陳默倏然睜眼,精光一閃而逝。身影如鬼魅般消失在原地。
吳大有也立刻停下操練,帶着人緊隨其後。
岔道盡頭,是一個被巨大落石半掩埋的老礦坑。坑底積滿了渾濁的泥水和碎石。陳青和幾個少年正奮力扒拉着坑壁底部一片被厚厚淤泥和苔蘚覆蓋的區域。一塊厚重的、邊緣與岩壁幾乎融爲一體的暗沉金屬板,在火把照耀下,顯露出一角!
金屬板呈暗褐色,布滿鏽跡和水漬,但露出的部分,清晰地雕刻着繁復而古老的紋路!那紋路並非裝飾,更像是一種精密的齒輪咬合結構,中心位置,赫然是一個凹陷的、形如三叉戟的孔洞!與油布地圖上的標記完全吻合!
“就是它!花紋鐵板!鑰匙孔!”吳大有湊近一看,激動得胡子直抖,“沒錯!老奴當年遠遠瞥見過一次!就是這樣的!”
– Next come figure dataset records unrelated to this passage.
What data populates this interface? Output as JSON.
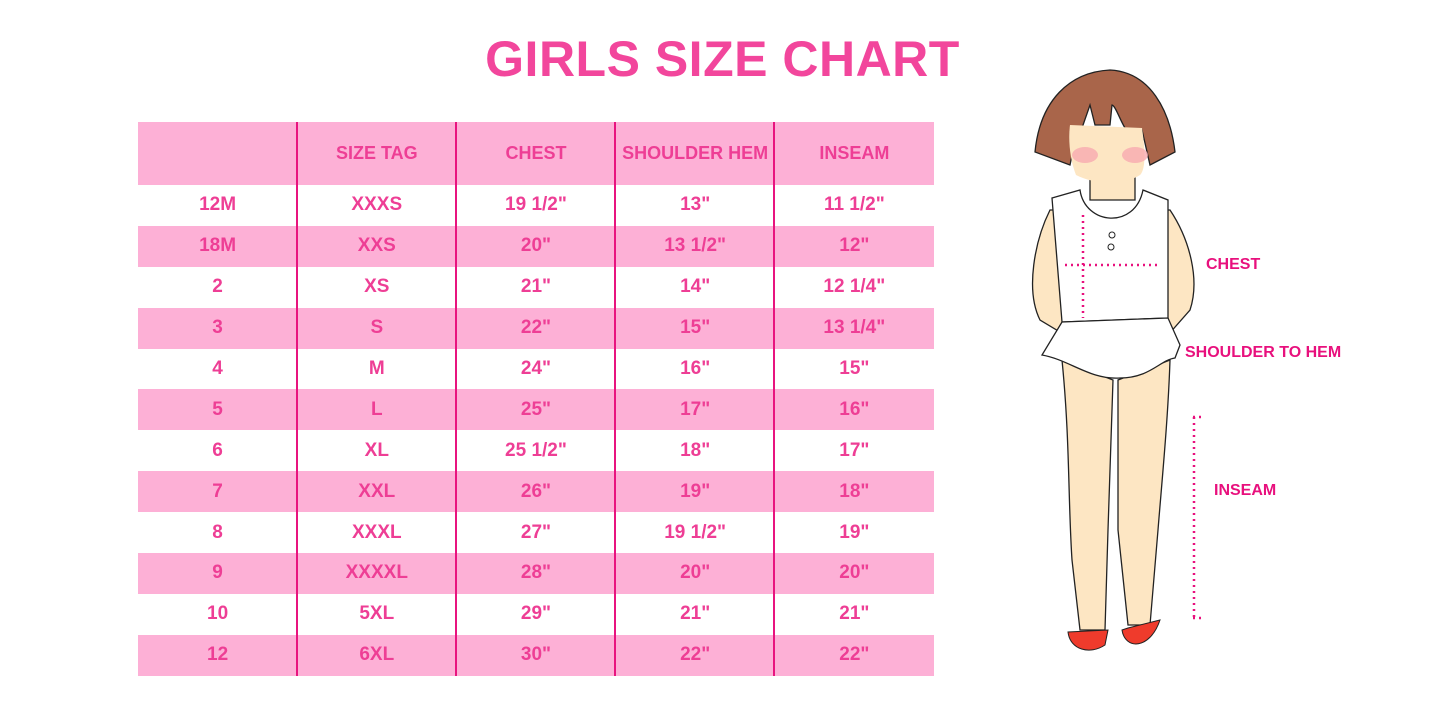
{
  "title": "GIRLS SIZE CHART",
  "table": {
    "headers": [
      "",
      "SIZE TAG",
      "CHEST",
      "SHOULDER HEM",
      "INSEAM"
    ],
    "rows": [
      [
        "12M",
        "XXXS",
        "19 1/2\"",
        "13\"",
        "11 1/2\""
      ],
      [
        "18M",
        "XXS",
        "20\"",
        "13 1/2\"",
        "12\""
      ],
      [
        "2",
        "XS",
        "21\"",
        "14\"",
        "12 1/4\""
      ],
      [
        "3",
        "S",
        "22\"",
        "15\"",
        "13 1/4\""
      ],
      [
        "4",
        "M",
        "24\"",
        "16\"",
        "15\""
      ],
      [
        "5",
        "L",
        "25\"",
        "17\"",
        "16\""
      ],
      [
        "6",
        "XL",
        "25 1/2\"",
        "18\"",
        "17\""
      ],
      [
        "7",
        "XXL",
        "26\"",
        "19\"",
        "18\""
      ],
      [
        "8",
        "XXXL",
        "27\"",
        "19 1/2\"",
        "19\""
      ],
      [
        "9",
        "XXXXL",
        "28\"",
        "20\"",
        "20\""
      ],
      [
        "10",
        "5XL",
        "29\"",
        "21\"",
        "21\""
      ],
      [
        "12",
        "6XL",
        "30\"",
        "22\"",
        "22\""
      ]
    ]
  },
  "figure": {
    "labels": {
      "chest": "CHEST",
      "shoulder_to_hem": "SHOULDER TO HEM",
      "inseam": "INSEAM"
    }
  },
  "colors": {
    "accent": "#f2469c",
    "band": "#fdb0d6",
    "divider": "#e8147f"
  }
}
陳默蹲下身,手指拂過冰冷的金屬板。觸手沉重冰涼,絕非普通鐵料。鏽跡之下,能感受到金屬本身的致密和堅韌。他嚐試着推動,紋絲不動。指尖凝聚一絲庚金之氣,小心翼翼地探入那三叉戟形狀的鑰匙孔。
嗡……!
鑰匙孔內部結構極其復雜,庚金之氣探入的瞬間,仿佛觸動了某種沉寂已久的精密機括,整個金屬板內部傳來極其微弱、卻連綿不斷的齒輪咬合般的“咔噠”輕響!一股微弱的氣流,從鑰匙孔和金屬板邊緣的縫隙中透出,帶着地下深處特有的陰涼和……一絲若有若無的鐵鏽與油混合的陳舊氣味!
“下面有風!通道是通的!”陳青驚喜叫道。
陳默收回手指,眼中光芒大盛。找到了!通往黑石堡地下的密道入口!現在,只缺那把能打開這扇“門”的鑰匙!
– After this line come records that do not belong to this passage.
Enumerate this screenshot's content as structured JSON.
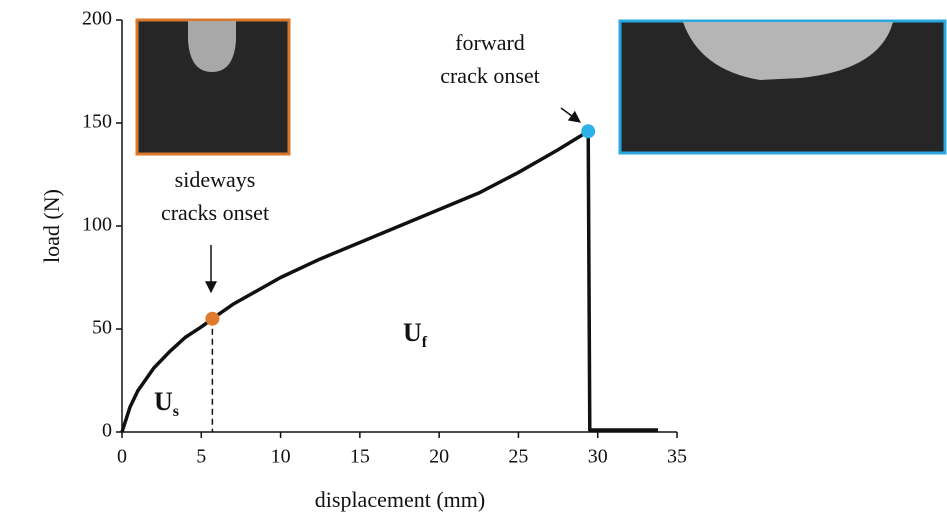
{
  "chart_data": {
    "type": "line",
    "xlabel": "displacement (mm)",
    "ylabel": "load (N)",
    "xlim": [
      0,
      35
    ],
    "xticks": [
      0,
      5,
      10,
      15,
      20,
      25,
      30,
      35
    ],
    "ylim": [
      0,
      200
    ],
    "yticks": [
      0,
      50,
      100,
      150,
      200
    ],
    "x": [
      0,
      0.5,
      1,
      2,
      3,
      4,
      5,
      5.7,
      7,
      10,
      12.5,
      15,
      17.5,
      20,
      22.5,
      25,
      27.5,
      29.4,
      29.5,
      33.8
    ],
    "values": [
      0,
      12,
      20,
      31,
      39,
      46,
      51,
      55,
      62,
      75,
      84,
      92,
      100,
      108,
      116,
      126,
      137,
      146,
      1,
      1
    ],
    "color": "#111111",
    "markers": [
      {
        "x": 5.7,
        "y": 55,
        "color": "#e07a2c"
      },
      {
        "x": 29.4,
        "y": 146,
        "color": "#2fb0e8"
      }
    ],
    "annotations": [
      {
        "lines": [
          "forward",
          "crack onset"
        ]
      },
      {
        "lines": [
          "sideways",
          "cracks onset"
        ]
      }
    ],
    "area_labels": [
      {
        "text": "U",
        "sub": "s"
      },
      {
        "text": "U",
        "sub": "f"
      }
    ]
  }
}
“幹得好!”陳默拍了拍陳青的肩膀,少年激動得臉通紅。“吳老,帶人清理入口淤泥,小心別破壞機關。但先別動這塊板子。”
“是!”吳大有立刻指揮人手。
陳默站起身,目光仿佛穿透了厚重的岩層和金屬板,投向黑石堡的方向。鑰匙……在厲鋒手裏?還是藏在堡內某處?
他掏出王胡子“貢獻”的那張布防草圖,目光鎖定在堡主府西側那片標記着“冶煉場/庫房?”的區域。那裏,是血衣盜重兵把守的核心區域之一,也是厲鋒最有可能翻找秘寶的地方。
“時間不等人。”陳默低語。血衣盜連續損失人手,厲鋒不可能毫無察覺。大規模搜山或者加強對礦洞的管控,隨時可能到來。必須在對方反應過來之前,潛入黑石堡!
“操練暫停。”陳默轉身,聲音清晰地傳入每個人耳中。“吳老,挑四個最機靈、腳步最輕、膽子最大的兄弟,帶上短刀和石灰粉袋,跟我走。”
吳大有心領神會:“尊上是要……先探路?”
“不,”陳默嘴角勾起一抹冰冷的弧度,掂了掂臂上的蟄龍刺,“是去‘拿’鑰匙。”
他需要更準確的情報。厲鋒在堡主府密室到底在翻找什麼?鑰匙具體什麼樣?布防是否有變動?這些,光靠一張舊草圖和王胡子的口供還不夠。他需要一雙眼睛,甚至……一個機會。
“陳青,”陳默看向少年。
“在!”
“你留下,協助吳老守好這裏。地道入口清理幹淨後,用碎石虛掩,恢復原狀,別留痕跡。若遇緊急情況……”陳默從懷裏掏出那個裝着品質最好引金石的小布袋,塞給陳青,“引金石遇劇烈撞擊或高溫會爆燃,能拖延片刻。”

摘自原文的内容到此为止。